Hand-blown by Chicago based artist, Eric Bladholm, this striking lamp, much like his other pieces, has a cylyndrical form featuring a bronze rim and tri-legged base. The body features a wintery scene of branch like lines accompanied by expressive marks of red pigment on a cool white base. This piece is not only ornamental, but also functional and will be an incredible piece of art in any living space.

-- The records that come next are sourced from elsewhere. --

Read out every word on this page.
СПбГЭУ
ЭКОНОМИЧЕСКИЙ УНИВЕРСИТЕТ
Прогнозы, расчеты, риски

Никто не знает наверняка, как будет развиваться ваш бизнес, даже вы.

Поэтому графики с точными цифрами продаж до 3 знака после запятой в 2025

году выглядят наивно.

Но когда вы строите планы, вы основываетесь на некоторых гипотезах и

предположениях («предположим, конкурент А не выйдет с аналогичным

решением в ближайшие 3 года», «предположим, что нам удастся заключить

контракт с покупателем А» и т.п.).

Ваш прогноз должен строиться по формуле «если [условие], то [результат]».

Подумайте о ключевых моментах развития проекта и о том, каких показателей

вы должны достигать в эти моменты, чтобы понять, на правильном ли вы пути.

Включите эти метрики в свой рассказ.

Lamp Winter Apple with Bronze Base - Eric Bladholm
Eric Bladholm was introduced to glass at the young age of 11 and has pursued, and been pursued by, the enigmatic material ever since. After completeing a B.F.A in Glass/Fine Art at California College of the Arts, Eric started his own glass studio in Chicago, where he has continued working since the late 1980s, producing his own art glass and fulfilling commissioned works for the hospitality industry. Independent studies with both American and European glass masters inspired a love of different cultures, along with childhood experiences living off the grid in rural Wisconsin, forged his unique explorations of functionality, scale, and perception. Extensive anthropological travels, and photography, also influence his use of color, texture and illumination in glass. His work has been shown nationally and internationally, and has been included in shows at the Swedish-American Museum ( Chicago), Ukranian Institute of Modern Art ( Chicago) and the Idea Museum ( Phoenix, AZ), and exhibited at Fine Craft shows like SOFA Chicago, American Craft Council shows, and Smithsonian Craft Show. Eric's commissioned works can be seen in cities around the world, including Hamburg, Germany ( East Hotel), Chicago ( Cheesecake Factory in the Hancock Center and also Wildberry Restaurant in Water Tower Place), and St. Louis ( Marriott Renaissance) and also many private collections.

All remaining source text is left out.